• Sat
  • Dec 27, 2014
  • Updated: 2:10am

New management system seen making it easier to integrate multimedia products

PUBLISHED : Tuesday, 16 December, 1997, 12:00am
UPDATED : Tuesday, 16 December, 1997, 12:00am
 

Computer Associates (CA) will be hoping its new object database management system, Jasmine, will get the jump on its rivals with new technologies that few other database makers have fully implemented.


In the early days of computer databases, everything was based on columns or tabular data.


This was known as a 'relational' database because the columns could be related to each other if they had something in common.


Over the past few years, however, programmers have become enamoured of what is called 'object-oriented programming', which is based on icons and pictures, and now databases are becoming 'object' databases.


Charles Wang, chairman and chief executive at CA, said it was time that object technologies finally were implemented.


'For years, object technology has been long on promise and short on reality, forcing programmers to learn complex languages and cobble together non-integrated databases and tools,' he said.


It is in the increasingly important area of multimedia, however, where this technology will shine, according to K. C. Tang, alliance and product marketing manager for CA.


'Multimedia is making it easier for IT managers to create new systems,' he said.


With Jasmine, it also would be easier to integrate the multimedia products with the Internet, he said, something nearly everybody was interested in these days.


Mr Tang said that Jasmine had all the requirements for mission-critical solutions, or those that were essential to businesses that could not afford to have their systems go down.


Although Mr Tang did not mention Oracle, the world's largest database company, he did criticise the firm's approach to dealing with objects.


Oracle has opted for a technology called 'object relational' that it claims bridges the gap between the old and the new.


Mr Tang was not convinced. 'Object relational database [management systems] are inefficient and require 30 per cent more code,' he said.


Jasmine has been in development for more than 10 years, in a co-operative team effort by CA and Fujitsu.


Sales director for Fujitsu Hong Kong John Coham said the Japanese had embarked on this project a decade ago with typical thoroughness.


The end result spoke for itself, he said.


'Since 1995, CA and Fujitsu have worked together.

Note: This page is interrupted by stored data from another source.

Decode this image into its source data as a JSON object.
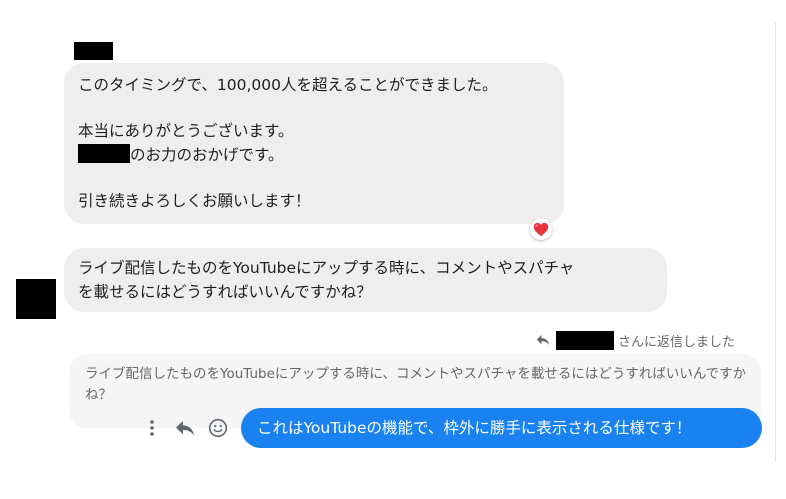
{
  "thread": {
    "incoming_message_1": {
      "line1": "このタイミングで、100,000人を超えることができました。",
      "line2": "本当にありがとうございます。",
      "line3_suffix": "のお力のおかげです。",
      "line4": "引き続きよろしくお願いします！",
      "reaction": "heart-reaction"
    },
    "incoming_message_2": {
      "line1": "ライブ配信したものをYouTubeにアップする時に、コメントやスパチャ",
      "line2": "を載せるにはどうすればいいんですかね？"
    },
    "reply_note": {
      "suffix": "さんに返信しました"
    },
    "quoted_message": {
      "text": "ライブ配信したものをYouTubeにアップする時に、コメントやスパチャを載せるにはどうすればいいんですかね？"
    },
    "outgoing_message": {
      "text": "これはYouTubeの機能で、枠外に勝手に表示される仕様です！"
    }
  },
  "icons": {
    "more": "more-vertical-icon",
    "reply": "reply-icon",
    "react": "smiley-icon",
    "reaction": "heart-icon"
  },
  "colors": {
    "outgoing_bubble": "#1982f0",
    "incoming_bubble": "#eeeeee",
    "quoted_bubble": "#f5f5f5",
    "heart": "#e8323c",
    "meta_text": "#65676b"
  }
}
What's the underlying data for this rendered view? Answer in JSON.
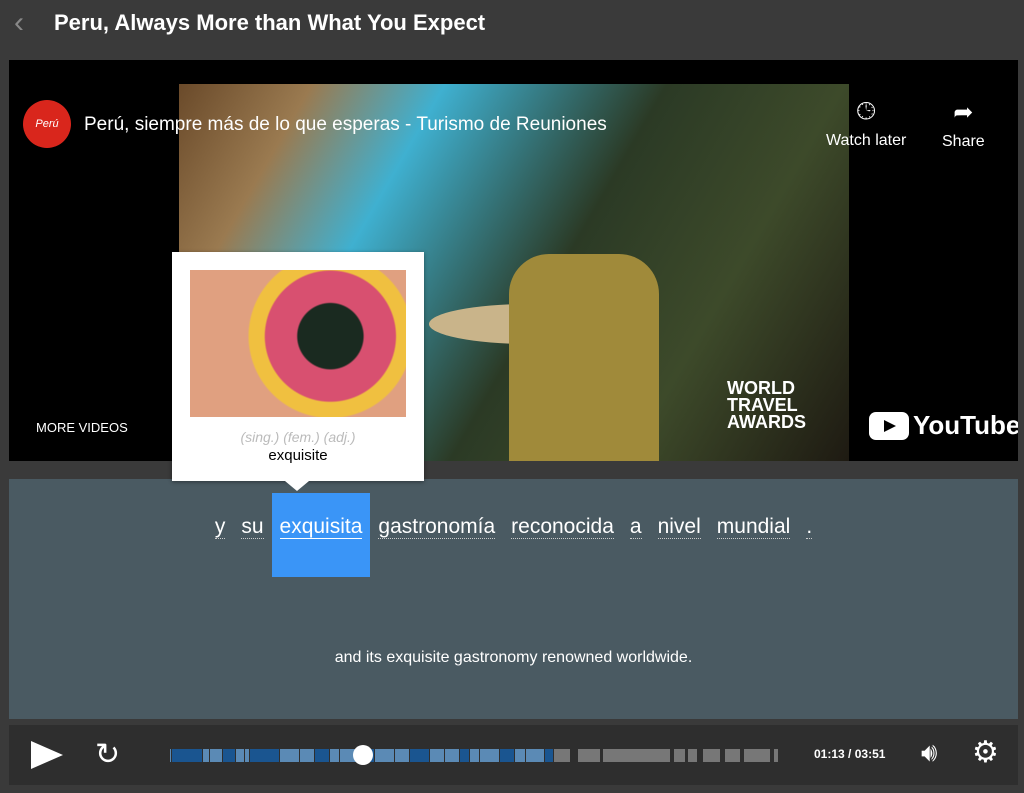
{
  "header": {
    "title": "Peru, Always More than What You Expect",
    "back_icon": "chevron-left"
  },
  "video": {
    "channel_logo": "Perú",
    "title": "Perú, siempre más de lo que esperas - Turismo de Reuniones",
    "watch_later": "Watch later",
    "share": "Share",
    "more_videos": "MORE VIDEOS",
    "award": [
      "WORLD",
      "TRAVEL",
      "AWARDS"
    ],
    "youtube": "YouTube"
  },
  "popup": {
    "pos": "(sing.) (fem.) (adj.)",
    "translation": "exquisite"
  },
  "subtitle": {
    "words": [
      "y",
      "su",
      "exquisita",
      "gastronomía",
      "reconocida",
      "a",
      "nivel",
      "mundial",
      "."
    ],
    "selected_index": 2,
    "translation": "and its exquisite gastronomy renowned worldwide."
  },
  "controls": {
    "current": "01:13",
    "separator": "/",
    "duration": "03:51",
    "progress": 0.316,
    "buffered": 0.63,
    "colors": {
      "played": "#5b8ab5",
      "played_dark": "#1a5590",
      "unplayed": "#777777"
    }
  }
}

We do not believe that this technology can be rivalled anywhere else,' he said.


Two multimedia database demonstrations were shown, one of which was a system for determining the accessories one might want to add to a Toyota Rav4 (Toyota has a Jasmine system running in Australia).


The demonstration showed how it was possible to look at the car in different colours, add a CD player and other typical accessories.


When it was pointed out that nearly every database maker had a similar demonstration, Mr Coham said that the real test was in how quickly and easily Jasmine made it for non-programmers to create the same thing.


The Jasmine system will be used next year at the City University of Hong Kong in teaching on databases.


Mr Tang was keen to see Hong Kong become stronger in software development.


'We are looking to help Hong Kong become a developer centre, in line with [Chief Executive] Tung Chee-hwa's stated goals,' he said.